When the three of them arrived back at the hospital, Paul ordered both Min and Jim to the creep ward—a term the doctor tried to avoid using—when positive
and inconclusive test results came back for the officers. Min seemed hopelessly afflicted, but Paul held hope that the other officer, Jim, would make a full recovery.
Soon after the two officers were restrained and treated, a young female was brought in. She was found exhibiting strange behavior outside of the East Violet Amtrak station. A college ID on her person identified her as Mia Naccarato.
By the time of Mia’s arrival, the CDC had jury-rigged a blood panel that could test for EV1. As with most of the CDC’s actions, Paul found this curious—how could such a panel have been put together so quickly, and under such pressuring circumstances? The doctor found it even more bizarre that the blood panel was, essentially, a kit used for the detection of the early onset of the rabies virus.
“My patients don’t have rabies,” Paul had said with a scoff.
“No, they don’t,” Litchfield replied. “But if they’re EV1 positive, they’ll test positive for rabies.”
Paul laughed. “That doesn’t make any sense.”
“It doesn’t have to,” Litchfield said. “Just give them the damn test.”
The doctor did as he was told. Mia, Min, Kelly, Damian, Marc— all tested positive in their blood panels. The only one to come back negative was Jim Whiteman.
By the time the blood panels Paul ordered were completed, it was sunrise. Paul was exhausted and stretched thin, but news of the virus had started to spread. Dozens of nurses and doctors failed to show up for their shift.
Paul guzzled a pot of coffee and carried on.

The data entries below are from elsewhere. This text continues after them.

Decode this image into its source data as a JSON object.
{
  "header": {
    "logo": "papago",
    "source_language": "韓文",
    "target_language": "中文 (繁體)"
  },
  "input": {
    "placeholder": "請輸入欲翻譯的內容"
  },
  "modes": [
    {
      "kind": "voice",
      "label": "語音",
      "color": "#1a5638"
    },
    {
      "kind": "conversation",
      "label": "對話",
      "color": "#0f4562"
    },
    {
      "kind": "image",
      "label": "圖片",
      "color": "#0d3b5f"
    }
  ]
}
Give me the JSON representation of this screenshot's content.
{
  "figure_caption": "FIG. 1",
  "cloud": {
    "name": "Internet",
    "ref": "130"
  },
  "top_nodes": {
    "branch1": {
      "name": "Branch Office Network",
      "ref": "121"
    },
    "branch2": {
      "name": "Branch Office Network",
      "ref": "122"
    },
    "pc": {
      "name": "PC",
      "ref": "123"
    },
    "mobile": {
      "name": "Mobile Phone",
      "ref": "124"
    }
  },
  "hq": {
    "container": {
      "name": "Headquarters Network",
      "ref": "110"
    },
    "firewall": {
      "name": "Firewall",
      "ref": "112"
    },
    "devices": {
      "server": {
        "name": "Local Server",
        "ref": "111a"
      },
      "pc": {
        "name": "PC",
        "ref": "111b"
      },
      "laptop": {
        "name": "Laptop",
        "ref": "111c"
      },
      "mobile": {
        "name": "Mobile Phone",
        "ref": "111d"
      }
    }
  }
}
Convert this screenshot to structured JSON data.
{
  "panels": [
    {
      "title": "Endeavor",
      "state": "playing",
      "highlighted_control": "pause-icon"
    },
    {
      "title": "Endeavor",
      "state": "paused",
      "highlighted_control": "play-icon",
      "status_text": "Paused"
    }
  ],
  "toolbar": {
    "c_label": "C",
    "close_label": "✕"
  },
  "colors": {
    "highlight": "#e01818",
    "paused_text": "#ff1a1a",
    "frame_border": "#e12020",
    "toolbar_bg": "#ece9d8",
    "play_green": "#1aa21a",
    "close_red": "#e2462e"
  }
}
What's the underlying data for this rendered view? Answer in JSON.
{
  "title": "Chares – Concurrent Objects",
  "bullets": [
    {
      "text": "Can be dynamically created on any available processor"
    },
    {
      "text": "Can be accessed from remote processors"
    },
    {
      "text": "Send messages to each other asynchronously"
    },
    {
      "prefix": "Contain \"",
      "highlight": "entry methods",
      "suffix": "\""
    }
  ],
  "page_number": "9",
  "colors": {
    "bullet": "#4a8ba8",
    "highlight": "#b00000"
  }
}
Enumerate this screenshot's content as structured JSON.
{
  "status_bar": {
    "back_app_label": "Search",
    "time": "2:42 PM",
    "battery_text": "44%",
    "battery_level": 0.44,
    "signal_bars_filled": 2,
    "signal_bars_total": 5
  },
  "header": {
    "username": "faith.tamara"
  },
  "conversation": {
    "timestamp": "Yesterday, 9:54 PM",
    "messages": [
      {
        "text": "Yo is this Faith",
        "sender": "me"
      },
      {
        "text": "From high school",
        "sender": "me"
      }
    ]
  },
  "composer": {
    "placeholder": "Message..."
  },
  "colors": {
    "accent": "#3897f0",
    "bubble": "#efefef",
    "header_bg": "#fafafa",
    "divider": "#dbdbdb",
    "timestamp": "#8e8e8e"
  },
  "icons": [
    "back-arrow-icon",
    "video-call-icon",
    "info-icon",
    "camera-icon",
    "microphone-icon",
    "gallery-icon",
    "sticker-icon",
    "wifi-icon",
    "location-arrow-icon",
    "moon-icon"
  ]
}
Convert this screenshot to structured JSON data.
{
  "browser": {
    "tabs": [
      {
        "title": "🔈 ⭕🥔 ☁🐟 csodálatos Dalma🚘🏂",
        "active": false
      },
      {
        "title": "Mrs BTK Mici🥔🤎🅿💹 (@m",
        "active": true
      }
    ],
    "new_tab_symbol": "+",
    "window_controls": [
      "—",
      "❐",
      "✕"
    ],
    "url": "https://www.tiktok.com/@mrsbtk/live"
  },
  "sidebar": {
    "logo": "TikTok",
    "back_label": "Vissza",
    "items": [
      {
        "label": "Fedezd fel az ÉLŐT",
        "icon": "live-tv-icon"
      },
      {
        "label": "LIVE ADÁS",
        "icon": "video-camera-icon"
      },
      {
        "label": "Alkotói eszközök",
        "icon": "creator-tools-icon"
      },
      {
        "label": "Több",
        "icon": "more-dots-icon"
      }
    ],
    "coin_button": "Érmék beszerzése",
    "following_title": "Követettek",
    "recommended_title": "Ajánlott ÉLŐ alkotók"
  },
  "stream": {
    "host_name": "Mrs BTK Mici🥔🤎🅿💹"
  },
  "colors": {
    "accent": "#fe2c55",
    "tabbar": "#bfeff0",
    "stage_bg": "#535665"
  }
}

Around 7:45 AM, Wednesday, the most gruesome EV1 patient that Paul encountered was wheeled into the hospital. A young high school girl who had been in some hideous type of vehicle wreck. Her body was missing from the waist down, yet the teenager hissed and clawed at the staff around her, completely unaware of her mortal wound.
The unidentified girl had pushed Paul over the edge. Though he tried to stay strong for his staff and his patients, his body was going frail with exhaustion. Litchfield pulled him aside and insisted he get some sleep. Paul reluctantly agreed and napped in his office for most of the afternoon.